Three-dimensional nonlinear inverse scattering: Quantitative transmission algorithms, refraction corrected reflection, scanner design and clinical results

Research in quantitative whole breast ultrasound imaging has been developing rapidly. Recently we published results from 2D transmission inverse scattering algorithms, based on optimization, incorporating diffraction, refraction, and limited multiple scattering effects, using data collected from an early prototype, which showed the feasibility of high resolution quantitative imaging of the breast tissue speed and attenuation, and concomitant refraction corrected reflection imaging.
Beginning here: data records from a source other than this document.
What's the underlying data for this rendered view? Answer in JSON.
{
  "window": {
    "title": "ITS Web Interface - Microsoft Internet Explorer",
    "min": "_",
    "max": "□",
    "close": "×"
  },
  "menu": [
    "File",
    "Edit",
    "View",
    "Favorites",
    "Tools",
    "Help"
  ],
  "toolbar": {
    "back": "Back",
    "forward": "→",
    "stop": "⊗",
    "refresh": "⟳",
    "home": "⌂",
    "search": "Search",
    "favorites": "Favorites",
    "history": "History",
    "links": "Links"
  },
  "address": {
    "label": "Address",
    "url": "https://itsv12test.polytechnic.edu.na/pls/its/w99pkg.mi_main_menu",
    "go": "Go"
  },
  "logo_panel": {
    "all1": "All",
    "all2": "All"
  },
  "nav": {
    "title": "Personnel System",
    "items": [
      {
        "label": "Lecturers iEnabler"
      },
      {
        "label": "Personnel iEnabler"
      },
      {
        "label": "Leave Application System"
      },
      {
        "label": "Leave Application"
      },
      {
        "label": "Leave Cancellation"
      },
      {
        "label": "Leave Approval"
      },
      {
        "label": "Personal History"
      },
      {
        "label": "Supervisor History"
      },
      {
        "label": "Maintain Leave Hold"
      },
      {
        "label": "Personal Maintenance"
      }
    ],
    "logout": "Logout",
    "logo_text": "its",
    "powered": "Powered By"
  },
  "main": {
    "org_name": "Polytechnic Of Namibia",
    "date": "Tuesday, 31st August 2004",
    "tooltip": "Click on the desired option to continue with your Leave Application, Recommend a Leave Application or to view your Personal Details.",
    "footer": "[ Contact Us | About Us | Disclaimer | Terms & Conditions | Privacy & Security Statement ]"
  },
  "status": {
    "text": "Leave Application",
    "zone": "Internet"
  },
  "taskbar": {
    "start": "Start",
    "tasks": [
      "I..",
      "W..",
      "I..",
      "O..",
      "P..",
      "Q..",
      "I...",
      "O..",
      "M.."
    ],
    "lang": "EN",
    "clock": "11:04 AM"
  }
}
However, artifact problems in speed and attenuation result from the 2D algorithms, and the data characteristics. The reflection algorithm uses the speed map to model refractive effects of rays, so these artifacts are unacceptable. The 3D inverse scattering algorithm presented here, using data from a new prototype, overcomes most of these artifacts. We then use a 3D refraction corrected 360 degree compounded reflection algorithm for high resolution speckle free reflection images. We discuss the transmission and reflection algorithms and the advanced scanner used to collect the data, as well as initial clinical results from the Mayo Clinic, Breast Cancer Imaging Center, Orange County, and the University California, San Diego. We show examples of fibroadenomas, calcifications, cancers (IDC), in dense, fatty and average breast tissue, and compare these with hand-held ultrasound, MRI and mammography, where available.